Vuelvo a casa; me dirijo al cuarto del fondo. Acaricio a Vladimiro, el gato siamés que acompaña mis tiempos de lectura; ronronea y se refriega en mis piernas. Tomo la valija, el bolso con la urna y me pongo la campera. Salgo a la calle, un nuevo chaparrón azota el barrio. Junto a la vereda se detiene el taxi, el chofer al verme sin paraguas y con las manos ocupadas abre la puerta.
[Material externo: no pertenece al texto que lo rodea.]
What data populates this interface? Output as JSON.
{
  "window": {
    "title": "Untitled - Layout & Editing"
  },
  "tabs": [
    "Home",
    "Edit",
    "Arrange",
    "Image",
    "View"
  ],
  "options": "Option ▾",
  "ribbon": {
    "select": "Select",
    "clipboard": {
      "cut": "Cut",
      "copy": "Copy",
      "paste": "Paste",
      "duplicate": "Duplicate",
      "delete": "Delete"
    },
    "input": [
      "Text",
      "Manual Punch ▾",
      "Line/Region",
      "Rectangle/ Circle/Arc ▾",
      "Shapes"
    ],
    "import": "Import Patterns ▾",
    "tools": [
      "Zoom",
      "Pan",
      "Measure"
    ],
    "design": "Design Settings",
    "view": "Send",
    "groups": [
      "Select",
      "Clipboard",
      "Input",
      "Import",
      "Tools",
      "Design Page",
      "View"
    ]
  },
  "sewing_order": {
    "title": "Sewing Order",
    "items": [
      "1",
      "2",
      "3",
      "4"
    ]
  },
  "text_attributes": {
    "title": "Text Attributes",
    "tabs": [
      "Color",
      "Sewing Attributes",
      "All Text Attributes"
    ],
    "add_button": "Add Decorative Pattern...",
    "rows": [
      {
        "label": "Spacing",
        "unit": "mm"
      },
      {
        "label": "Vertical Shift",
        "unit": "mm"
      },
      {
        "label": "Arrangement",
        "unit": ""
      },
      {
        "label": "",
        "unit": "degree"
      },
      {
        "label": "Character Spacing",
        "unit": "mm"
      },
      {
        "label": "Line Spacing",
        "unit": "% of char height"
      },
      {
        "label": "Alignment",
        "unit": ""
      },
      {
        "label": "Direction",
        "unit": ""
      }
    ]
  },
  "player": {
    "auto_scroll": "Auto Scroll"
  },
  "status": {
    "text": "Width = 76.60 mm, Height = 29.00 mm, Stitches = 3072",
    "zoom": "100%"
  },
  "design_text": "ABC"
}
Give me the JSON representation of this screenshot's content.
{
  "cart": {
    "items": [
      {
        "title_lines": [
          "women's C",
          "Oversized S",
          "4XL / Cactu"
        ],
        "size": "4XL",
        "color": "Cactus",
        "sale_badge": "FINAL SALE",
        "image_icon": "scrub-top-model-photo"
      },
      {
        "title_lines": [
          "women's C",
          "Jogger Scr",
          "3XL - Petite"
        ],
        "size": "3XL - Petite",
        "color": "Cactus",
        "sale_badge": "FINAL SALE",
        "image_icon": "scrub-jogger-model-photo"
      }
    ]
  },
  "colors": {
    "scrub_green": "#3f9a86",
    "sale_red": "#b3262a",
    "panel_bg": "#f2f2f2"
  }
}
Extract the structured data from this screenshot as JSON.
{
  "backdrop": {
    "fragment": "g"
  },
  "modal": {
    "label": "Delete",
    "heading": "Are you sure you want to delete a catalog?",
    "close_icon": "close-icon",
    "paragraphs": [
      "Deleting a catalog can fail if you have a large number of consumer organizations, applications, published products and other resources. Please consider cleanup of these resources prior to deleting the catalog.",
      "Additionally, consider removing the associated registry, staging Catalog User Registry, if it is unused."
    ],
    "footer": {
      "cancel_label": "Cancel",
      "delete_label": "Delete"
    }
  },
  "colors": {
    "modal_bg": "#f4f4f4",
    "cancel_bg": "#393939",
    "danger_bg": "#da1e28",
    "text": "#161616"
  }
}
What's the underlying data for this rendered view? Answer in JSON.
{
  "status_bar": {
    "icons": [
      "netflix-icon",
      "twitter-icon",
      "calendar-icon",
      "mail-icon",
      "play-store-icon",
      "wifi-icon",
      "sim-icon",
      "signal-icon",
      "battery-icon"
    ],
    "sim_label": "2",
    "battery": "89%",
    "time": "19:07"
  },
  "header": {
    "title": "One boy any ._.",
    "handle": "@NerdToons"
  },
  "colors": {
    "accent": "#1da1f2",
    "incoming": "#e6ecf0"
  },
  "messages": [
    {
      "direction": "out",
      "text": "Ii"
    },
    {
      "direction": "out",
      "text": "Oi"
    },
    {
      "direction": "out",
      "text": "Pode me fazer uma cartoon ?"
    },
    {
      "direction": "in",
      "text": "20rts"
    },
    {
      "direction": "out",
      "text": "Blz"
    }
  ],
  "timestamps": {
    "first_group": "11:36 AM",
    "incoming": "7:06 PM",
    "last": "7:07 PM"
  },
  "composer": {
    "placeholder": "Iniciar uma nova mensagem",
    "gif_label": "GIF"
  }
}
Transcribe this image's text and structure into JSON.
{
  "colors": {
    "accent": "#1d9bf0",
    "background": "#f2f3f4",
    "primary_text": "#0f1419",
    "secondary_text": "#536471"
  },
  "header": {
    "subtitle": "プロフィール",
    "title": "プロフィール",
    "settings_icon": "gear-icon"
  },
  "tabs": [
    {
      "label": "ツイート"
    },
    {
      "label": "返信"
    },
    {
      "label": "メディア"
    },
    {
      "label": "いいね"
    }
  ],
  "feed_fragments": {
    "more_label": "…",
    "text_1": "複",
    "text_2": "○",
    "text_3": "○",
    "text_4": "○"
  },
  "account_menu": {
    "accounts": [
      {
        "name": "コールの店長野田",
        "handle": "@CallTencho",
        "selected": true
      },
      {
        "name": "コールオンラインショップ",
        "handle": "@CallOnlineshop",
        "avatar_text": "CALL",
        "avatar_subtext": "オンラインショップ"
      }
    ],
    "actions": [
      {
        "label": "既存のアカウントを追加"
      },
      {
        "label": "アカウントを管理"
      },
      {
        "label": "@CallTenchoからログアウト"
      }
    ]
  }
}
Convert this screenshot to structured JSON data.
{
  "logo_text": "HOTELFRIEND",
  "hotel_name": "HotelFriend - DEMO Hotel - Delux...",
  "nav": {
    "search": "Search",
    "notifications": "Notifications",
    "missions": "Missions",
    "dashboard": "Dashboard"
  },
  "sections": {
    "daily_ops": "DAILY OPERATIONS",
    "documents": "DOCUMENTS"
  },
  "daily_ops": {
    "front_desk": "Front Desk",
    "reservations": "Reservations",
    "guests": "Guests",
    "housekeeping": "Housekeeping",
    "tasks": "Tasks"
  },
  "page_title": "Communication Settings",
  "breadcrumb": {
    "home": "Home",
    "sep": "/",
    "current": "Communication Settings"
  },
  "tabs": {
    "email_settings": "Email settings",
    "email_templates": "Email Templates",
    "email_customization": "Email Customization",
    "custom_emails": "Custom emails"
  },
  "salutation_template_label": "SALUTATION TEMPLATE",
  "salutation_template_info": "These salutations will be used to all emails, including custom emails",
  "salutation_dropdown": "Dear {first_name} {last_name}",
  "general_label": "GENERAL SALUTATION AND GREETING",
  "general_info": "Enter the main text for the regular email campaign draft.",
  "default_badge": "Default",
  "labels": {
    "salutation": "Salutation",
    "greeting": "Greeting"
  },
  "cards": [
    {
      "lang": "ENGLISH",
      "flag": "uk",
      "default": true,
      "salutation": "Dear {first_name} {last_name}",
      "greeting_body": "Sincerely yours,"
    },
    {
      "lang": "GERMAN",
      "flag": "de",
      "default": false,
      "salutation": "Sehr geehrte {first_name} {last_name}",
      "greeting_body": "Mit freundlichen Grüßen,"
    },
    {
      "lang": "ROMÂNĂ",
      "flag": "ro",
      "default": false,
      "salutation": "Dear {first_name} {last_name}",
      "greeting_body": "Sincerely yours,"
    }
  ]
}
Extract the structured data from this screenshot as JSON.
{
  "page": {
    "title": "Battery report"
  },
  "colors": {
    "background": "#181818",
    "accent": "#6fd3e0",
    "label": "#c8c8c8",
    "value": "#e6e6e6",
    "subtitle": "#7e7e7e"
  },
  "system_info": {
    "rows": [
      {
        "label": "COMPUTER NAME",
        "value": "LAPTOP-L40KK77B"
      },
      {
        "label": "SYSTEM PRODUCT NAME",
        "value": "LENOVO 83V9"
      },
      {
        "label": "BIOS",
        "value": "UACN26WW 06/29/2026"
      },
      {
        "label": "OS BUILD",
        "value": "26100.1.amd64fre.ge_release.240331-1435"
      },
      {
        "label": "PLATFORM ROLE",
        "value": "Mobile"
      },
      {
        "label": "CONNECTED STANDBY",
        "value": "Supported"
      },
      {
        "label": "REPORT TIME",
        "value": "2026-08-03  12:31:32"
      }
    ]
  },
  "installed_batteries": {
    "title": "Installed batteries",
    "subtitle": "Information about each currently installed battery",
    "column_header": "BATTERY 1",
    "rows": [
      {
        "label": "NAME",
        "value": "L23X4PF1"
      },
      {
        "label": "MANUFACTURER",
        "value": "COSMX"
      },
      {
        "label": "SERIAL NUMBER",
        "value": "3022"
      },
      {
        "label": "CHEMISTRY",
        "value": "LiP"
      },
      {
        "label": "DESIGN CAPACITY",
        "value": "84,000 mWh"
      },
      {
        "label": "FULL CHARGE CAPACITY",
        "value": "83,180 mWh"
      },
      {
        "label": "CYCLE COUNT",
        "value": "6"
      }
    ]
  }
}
—Buen día señor, si es que así podemos llamarlo. La ciudad es un río, las calles están cortadas —me dice molesto—. ¿Dónde lo llevo?

Subo al coche, sonrío y le contesto:

—Es una hermosa mañana amigo, vamos por favor al Aeropuerto Internacional de Ezeiza.

Juan Luis Henares.

Nació en 1963 en Paraná, Argentina. Profesor en Ciencias Sociales. Sus cuentos han sido publicados en antologías, revistas y webs de Argentina, Cuba, México, Uruguay, Venezuela, Colombia, Guatemala, Chile, Perú, España, Alemania, Canadá y Estados Unidos. En 2018 fue publicado su primer libro: Lápiz clandestino.